The platform is built and functional. The existing corpus includes:
| Source | Books | School | Content | Status |
|---|---|---|---|---|
| lib.eshia.ir | 7,534 | Shia | Full text, Arabic/Persian | Integrated |
| Ahlulbayt Library | 13,903 | Shia | Full text + table of contents | Integrated |
| TOTAL | 14,075 unique works | 11.35 million pages | Searchable now |
Additional sources catalogued and ready for integration:
| Source | Books | School | Content | Integration effort |
|---|---|---|---|---|
| World Federation publications | ~700 | Shia | English PDFs | OCR + import |
| Ansariyan Publications | ~100 | Shia | English/Arabic PDFs | OCR + import |
| al-Islam.org | ~1,200 | Shia | English text (HTML) | Web scraping + import |
| Shamela (المكتبة الشاملة) | ~8,000 | Sunni | Full text (classical corpus) | File extraction + import |
| Alfeker.net | 5,470 | Shia | Scanned Arabic PDFs | OCR (long-running) |
| Mktba.net | 9,124 | Shia | Scanned Arabic PDFs | OCR (long-running) |
| IslamicLibrary.com (Urdu + Gujarati) | ~4,700 | Shia | Scanned PDFs, Urdu/Gujarati | OCR (Phase 3) |
| Waqfeya (المكتبة الوقفية)* | 11,747 | Sunni | Scanned PDFs on Archive.org | OCR (optional Phase 4) |
| TOTAL | ~41,200+ books |
Including the existing 14,075 works, the combined corpus will contain over 55,000 books — an estimated 35,000–40,000 unique works after deduplication of overlapping editions across sources.
*Waqfeya digitisation is optional and subject to additional funding (see Phase 4).
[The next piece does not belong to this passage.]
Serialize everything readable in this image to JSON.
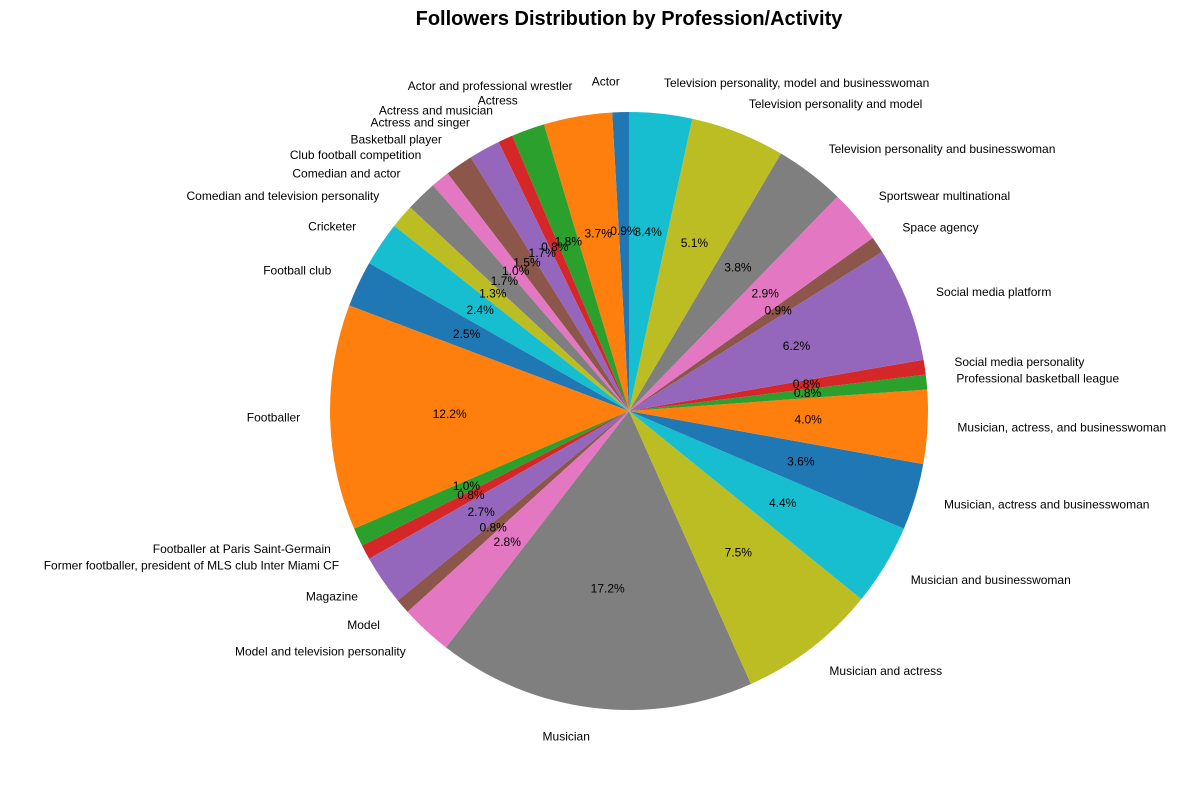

Digitise the Waqfeya collection — 11,747 Sunni scholarly works (~26,000 volumes, ~8 million pages). Estimated additional cost: ~$35,000.
| Item | Cost |
|---|---|
| Infrastructure | |
| Dedicated digitisation and AI development platform (Mac Mini M4 Pro, 64GB RAM) | $2,399 |
| Cloud hosting — Year 1 (DigitalOcean VPS, 8GB RAM, 200GB SSD, backups) | $820 |
| Domain registration (al-makhzan.org) and DNS | $16 |
| Digitisation | |
| OCR processing of World Federation + Ansariyan publications (~800 books — digitisation, text extraction, AI-assisted processing) | $1,500 |
| OCR processing of Alfeker + Mktba collections (~9M pages — AI-assisted OCR, pre/post-processing) | $35,000 |
| OCR processing of IslamicLibrary.com Urdu + Gujarati collection (~4,700 books, ~1.5M pages) | $6,000 |
| AI and Development Tools | |
| AI-assisted development and maintenance platform (Claude Code, annual) | $2,400 |
| Search embedding and AI API costs | $500 |
| Mobile App | |
| Development of prototype iOS and Android app with Gentech | $5,000 |
| TOTAL | $53,635 |
Ongoing annual costs after Year 1: approximately $3,200 (hosting, AI tools, API usage). Digitisation costs are a one-time investment in creating a permanent digital asset.
The digital library will initially serve Shia researchers, the Hawza (Islamic seminary) community, and academics worldwide via authenticated access. Following an evaluation period, a phased rollout to broader audiences will be planned, culminating in a mobile app aimed at the general community.
al-Makhzan is built on modern, maintainable technology: a Python backend with full-text search optimised for Arabic script, a React web frontend designed for right-to-left text, and a SQLite database engine capable of handling tens of millions of pages. The dedicated Mac Mini serves dual purpose as a 24/7 digitisation server (running continuous OCR processing) and an AI development platform (hosting local language models for search and text processing). All infrastructure is designed to be operated and maintained by a small team.